Landasan pendapat ini adalah hadits dari Salman al-Farisi Radhiyallahu ‘Anhu, bahwa Rasulullah Shalallahu ‘Alaihi Wasallam berkata kepadanya, “Wahai Salman, apa itu hari Jum’at?” Salman menjawab, “Allah Subhanahu Wa Ta’ala dan Rasul-Nya yang lebih tahu.” Nabi Shalallahu ‘Alaihi Wasallam mengulangi pertanyaan tersebut sampai tiga kali, dan Salman pun selalu menjawab dengan jawaban yang sama.
Kemudian Nabi Shalallahu ‘Alaihi Wasallam bersabda :
يَا سَلْمَانُ، يَوْمُ الْجُمُعَةِ بِهِ جُمِعَ أَبُوْكَ -أَوْ أَبُوْكُمْ- أَنَا أُحَدِّثُكَ عَنْ يَوْمِ الْجُمُعَةِ
Artinya :“Wahai Salman, hari Jumat adalah hari terkumpul padanya penciptaan bapakmu atau bapak kalian (Adam). Aku akan bercerita kepadamu tentang hari Jumat.”(Shahih Ibnu Khuzaimah no. 1732).
Keistimewaan Hari Jum'at
Sesungguhnya Dzat yang mencipta alam semesta dan yang mengatur jagat raya telah melebihkan atau mengistimewakan sebagian hari di atas hari-hari yang lain. Di antaranya adalah hari Jumat.
Allah Subhanahu wa Ta’ala memerintahkan kaum muslimin untuk mengagungkannya dengan beragam amalan yang disyariatkan. Umat sebelum kita, dari kalangan Yahudi dan Nasrani, sebenarnya juga telah diperintahkan Allah untuk mengagungkan hari Jumat, namun mereka menyelisihinya. Orang-orang Yahudi malah memilih hari Sabtu dan orang-orang Nasrani memuliakan hari Minggu (Ahad).
Hari Jum’at memiliki kedudukan yang sangat mulia dalam syariat Islam dan mempunyai keistimewaan yang tidak ada pada hari-hari yang lain. Berikut ini kami sampaikan beberapa keistimewaan hari Jum’at.

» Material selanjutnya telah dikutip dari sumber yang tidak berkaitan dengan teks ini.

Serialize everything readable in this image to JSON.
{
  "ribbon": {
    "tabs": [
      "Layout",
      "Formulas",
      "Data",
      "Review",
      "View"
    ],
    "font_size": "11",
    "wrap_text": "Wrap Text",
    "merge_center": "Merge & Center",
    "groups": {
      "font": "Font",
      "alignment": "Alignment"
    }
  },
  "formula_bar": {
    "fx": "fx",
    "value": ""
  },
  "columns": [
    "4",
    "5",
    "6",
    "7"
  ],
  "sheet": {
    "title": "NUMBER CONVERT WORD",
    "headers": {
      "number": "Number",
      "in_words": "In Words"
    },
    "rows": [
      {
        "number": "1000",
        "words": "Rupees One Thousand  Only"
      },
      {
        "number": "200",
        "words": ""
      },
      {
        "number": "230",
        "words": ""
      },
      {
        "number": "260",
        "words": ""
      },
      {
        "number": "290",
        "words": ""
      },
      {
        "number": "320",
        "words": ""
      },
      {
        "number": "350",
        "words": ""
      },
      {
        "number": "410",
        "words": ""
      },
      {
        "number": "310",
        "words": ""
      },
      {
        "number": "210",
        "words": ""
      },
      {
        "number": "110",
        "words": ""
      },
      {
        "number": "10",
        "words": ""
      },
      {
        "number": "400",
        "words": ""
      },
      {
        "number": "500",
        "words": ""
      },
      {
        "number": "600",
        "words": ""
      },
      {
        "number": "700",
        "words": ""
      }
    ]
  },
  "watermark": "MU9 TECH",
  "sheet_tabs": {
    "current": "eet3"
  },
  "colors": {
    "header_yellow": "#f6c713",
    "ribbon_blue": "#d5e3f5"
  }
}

1. Hari Raya Umat Islam Setiap Pekan
Hal ini sebagaimana yang diriwayatkan oleh Abu Hurairah Radhiyallahu ‘Anhu, Rasulullah Shalallahu ‘Alaihi Wasallam bersabda pada suatu Jum’at :
مَعَاشِرَ الْمُسْلِمِيْنَ، إِنَّ هذَا يَوْمٌ جَعَلَهُ اللهُ لَكُمْ عِيْدًا
Artinya : “Wahai segenap kaum muslimin, sesungguhnya ini adalah hari yang dijadikan oleh Allah Subhanahu Wa Ta’ala sebagai hari raya bagi kalian.” (HR Ath-Thabarani dalam al-Mu’jamash-Shaghir dan dinyatakan sahih oleh asy-Syaikh al-Albani dalam Shahih al-Jami’).
2. Kiamat akan Terjadi pada Hari Jum’at
Rasulullah Shalallahu ‘Alaihi Wasallam bersabda :
خَيْرُ يَوْمٍ طَلَعَتْ عَلَيْهِ الشَّمْسُ يَوْمُ الْجُمُعَةِ، فِيْهِ خُلِقَ آدَمُ وَفِيْهِ أُدْخِلَ الْجَنَّةَ وَفِيْهِ أُخْرِجَ مِنْهَا، وَ تَقُوْمُ السَّاعَةُ إِ يَوْمُ الْجُمُعَةِ
Artinya : “Sebaik-baik hari yang terbit matahari pada waktu itu adalah hari Jumat. Pada hari itu Adam diciptakan, dimasukkan ke dalam surga, dan dikeluarkan dari surga. Tidak akan terjadi kiamat selain pada hari Jum’at.” (HR Muslim dari Abu Hurairah Radhiyallahu ‘Anhu).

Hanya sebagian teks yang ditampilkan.